Now Chauvin is appealing his 22 ½ year sentence. While experts say that he has very little chance of prevailing on any of his issues, the Minnesota Supreme Court is taking zero chances with a random act of justice occurring.
The Minnesota Supreme Court on Wednesday denied Derek Chauvin’s request for a public defender as the former Minneapolis police officer prepares to appeal his murder conviction in the death of George Floyd.
Chief Justice Lorie Gildea signed an order that said Chauvin failed to prove that he qualifies for representation from a public defender.
The court determined that Chauvin did not illustrate that he did not have the means to pay for a private attorney. Gildea did not, however, reveal further details regarding his assets or debts.
The chief justice wrote in the order, citing state law, that a defendant is considered too poor to provide their own lawyer if they, “through any combination of liquid assets and current income,” are not able to finance their own attorney.
The former police officer claimed in an affidavit that he has no earnings other than nominal prison wages he has received, according to The Associated Press. He contended that his debts are larger than his assets.
Chauvin also said he does not currently have legal representation for his appeal.

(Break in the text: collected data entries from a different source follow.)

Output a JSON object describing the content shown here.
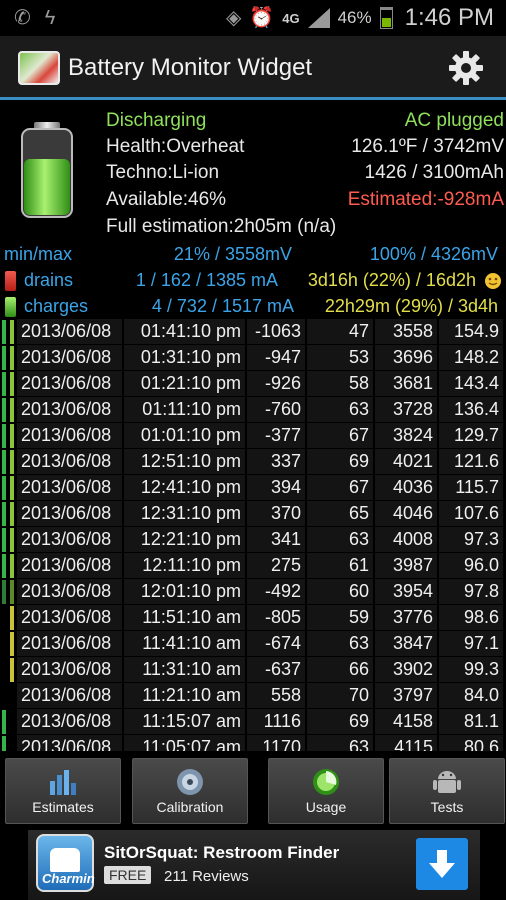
{
  "status_bar": {
    "battery_percent": "46%",
    "network": "4G",
    "time": "1:46 PM",
    "icons": [
      "missed-call-icon",
      "usb-icon",
      "nfc-icon",
      "alarm-icon",
      "signal-icon",
      "battery-icon"
    ]
  },
  "title_bar": {
    "title": "Battery Monitor Widget",
    "settings_icon": "gear-icon"
  },
  "summary": {
    "state": "Discharging",
    "power_source": "AC plugged",
    "health": "Health:Overheat",
    "temp_voltage": "126.1ºF / 3742mV",
    "techno": "Techno:Li-ion",
    "capacity": "1426 / 3100mAh",
    "available": "Available:46%",
    "estimated": "Estimated:-928mA",
    "full_estimation": "Full estimation:2h05m (n/a)",
    "battery_level": 0.46
  },
  "stats": {
    "minmax": {
      "label": "min/max",
      "min": "21% / 3558mV",
      "max": "100% / 4326mV"
    },
    "drains": {
      "label": "drains",
      "counts": "1 / 162 / 1385 mA",
      "time": "3d16h (22%) / 16d2h"
    },
    "charges": {
      "label": "charges",
      "counts": "4 / 732 / 1517 mA",
      "time": "22h29m (29%) / 3d4h"
    }
  },
  "log": [
    {
      "date": "2013/06/08",
      "time": "01:41:10 pm",
      "ma": "-1063",
      "pct": "47",
      "mv": "3558",
      "temp": "154.9",
      "b1": "#36b34a",
      "b2": "#8ac43a"
    },
    {
      "date": "2013/06/08",
      "time": "01:31:10 pm",
      "ma": "-947",
      "pct": "53",
      "mv": "3696",
      "temp": "148.2",
      "b1": "#36b34a",
      "b2": "#8ac43a"
    },
    {
      "date": "2013/06/08",
      "time": "01:21:10 pm",
      "ma": "-926",
      "pct": "58",
      "mv": "3681",
      "temp": "143.4",
      "b1": "#36b34a",
      "b2": "#8ac43a"
    },
    {
      "date": "2013/06/08",
      "time": "01:11:10 pm",
      "ma": "-760",
      "pct": "63",
      "mv": "3728",
      "temp": "136.4",
      "b1": "#36b34a",
      "b2": "#8ac43a"
    },
    {
      "date": "2013/06/08",
      "time": "01:01:10 pm",
      "ma": "-377",
      "pct": "67",
      "mv": "3824",
      "temp": "129.7",
      "b1": "#36b34a",
      "b2": "#8ac43a"
    },
    {
      "date": "2013/06/08",
      "time": "12:51:10 pm",
      "ma": "337",
      "pct": "69",
      "mv": "4021",
      "temp": "121.6",
      "b1": "#36b34a",
      "b2": "#8ac43a"
    },
    {
      "date": "2013/06/08",
      "time": "12:41:10 pm",
      "ma": "394",
      "pct": "67",
      "mv": "4036",
      "temp": "115.7",
      "b1": "#36b34a",
      "b2": "#8ac43a"
    },
    {
      "date": "2013/06/08",
      "time": "12:31:10 pm",
      "ma": "370",
      "pct": "65",
      "mv": "4046",
      "temp": "107.6",
      "b1": "#36b34a",
      "b2": "#8ac43a"
    },
    {
      "date": "2013/06/08",
      "time": "12:21:10 pm",
      "ma": "341",
      "pct": "63",
      "mv": "4008",
      "temp": "97.3",
      "b1": "#36b34a",
      "b2": "#8ac43a"
    },
    {
      "date": "2013/06/08",
      "time": "12:11:10 pm",
      "ma": "275",
      "pct": "61",
      "mv": "3987",
      "temp": "96.0",
      "b1": "#36b34a",
      "b2": "#8ac43a"
    },
    {
      "date": "2013/06/08",
      "time": "12:01:10 pm",
      "ma": "-492",
      "pct": "60",
      "mv": "3954",
      "temp": "97.8",
      "b1": "#2f7a34",
      "b2": "#5c8a2a"
    },
    {
      "date": "2013/06/08",
      "time": "11:51:10 am",
      "ma": "-805",
      "pct": "59",
      "mv": "3776",
      "temp": "98.6",
      "b1": "#000000",
      "b2": "#c9c23a"
    },
    {
      "date": "2013/06/08",
      "time": "11:41:10 am",
      "ma": "-674",
      "pct": "63",
      "mv": "3847",
      "temp": "97.1",
      "b1": "#000000",
      "b2": "#c9c23a"
    },
    {
      "date": "2013/06/08",
      "time": "11:31:10 am",
      "ma": "-637",
      "pct": "66",
      "mv": "3902",
      "temp": "99.3",
      "b1": "#000000",
      "b2": "#c9c23a"
    },
    {
      "date": "2013/06/08",
      "time": "11:21:10 am",
      "ma": "558",
      "pct": "70",
      "mv": "3797",
      "temp": "84.0",
      "b1": "#000000",
      "b2": "#000000"
    },
    {
      "date": "2013/06/08",
      "time": "11:15:07 am",
      "ma": "1116",
      "pct": "69",
      "mv": "4158",
      "temp": "81.1",
      "b1": "#36b34a",
      "b2": "#000000"
    },
    {
      "date": "2013/06/08",
      "time": "11:05:07 am",
      "ma": "1170",
      "pct": "63",
      "mv": "4115",
      "temp": "80.6",
      "b1": "#36b34a",
      "b2": "#000000"
    }
  ],
  "buttons": {
    "estimates": "Estimates",
    "calibration": "Calibration",
    "usage": "Usage",
    "tests": "Tests"
  },
  "ad": {
    "title": "SitOrSquat: Restroom Finder",
    "price": "FREE",
    "reviews": "211 Reviews",
    "icon_text": "Charmin"
  },
  "colors": {
    "accent": "#3a8fc0",
    "green": "#8fe05a",
    "red": "#ff5b4f",
    "blue": "#3ba4e8",
    "yellow": "#e3df4a"
  }
}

The notion that Chauvin, whose wife divorced him and took their two houses in the process, has the ability to hire an attorney of his appeal is ludicrous. Even if he retained possession of his real estate, that would not constitute “liquid assets and current income.” Without the assistance of even a moderately incompetent public defender, Chauvin will be unlikely to jump through all the correct hoops necessary to give him a fighting chance. I would contend that is exactly what the Minnesota Supreme Court is trying to do.
Should Chauvin be allowed competent legal counsel for appeal, the court will be forced to either neutrally evaluate his claims of prejudice…and from my point of view, if there was ever a case that demanded a sequestered jury and a change of venue, this was that case…or develop a whole new jurisprudence based on “cases where an angry mob demands vengeance and we’re scared sh**less.”
What the Minnesota Supreme Court is doing in this case is ensuring that it never has to address Chauvin’s claims and it doesn’t run the risk of bringing this case back to the front of the news cycle. Chauvin is in prison, where he will be forgotten, and the Minnesota Supreme Court will do nothing that risks changing that.